Make it Fast, Fun, and Facile! – Sri

Non-spicy version: Set aside some of the cooked veggies mixture and toss it with mixture of alfredo and marinara sauce (avoid jerk sauce) for a non-spicy version for the kids.

Catering to the adult palate
You could make it spicier by adding more of the jerk sauce or spice.  Alfredo sauce can be replaced with more of marinara for a healthier version of this recipe.  Left over grilled chicken,fish or shrimp can be tossed in or placed on top of the pasta.

Serving ideas
To make ahead for a party, keep the pasta cooked, drained mixed with a Tbsp butter covered with foil in an oven-proof dish and the sauce in another oven proof dish (covered with foil) placed in a oven set at 200 F until serving time.  At the time of serving mix the pasta, sauce, pineapple, parsley, scallions and cheese.

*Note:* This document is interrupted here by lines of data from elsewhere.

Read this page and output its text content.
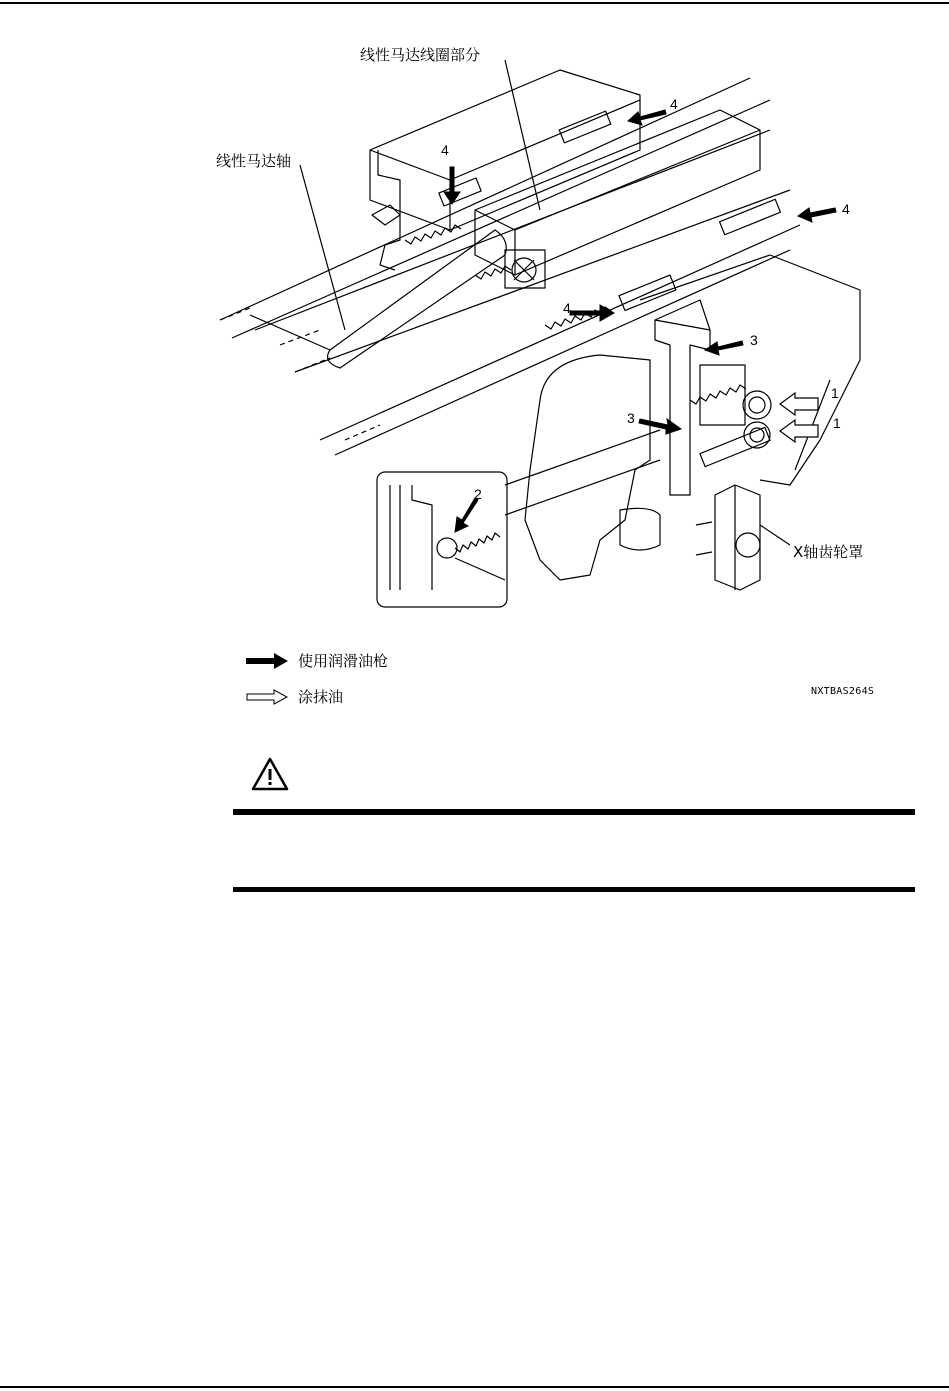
线性马达线圈部分
线性马达轴
X轴齿轮罩
4
4
4
4
3
3
2
1
1
使用润滑油枪
涂抹油	NXTBAS264S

Tips, Tricks and Alternatives
Left over grilled chicken can be tossed in or place on top of the pasta.
Tropical fruits like mango will make great garnishes for the kid version mentioned above.
Use fun pasta shapes to win kid’s appeal easily.
To serve toddlers, set aside the required quantity of the kid version of rasta pasta for the toddler and cut the veggies and pineapple in the set aside portion to pea size pieces. Thus, you do not have to fine chop the veggies and pineapple for the entire batch.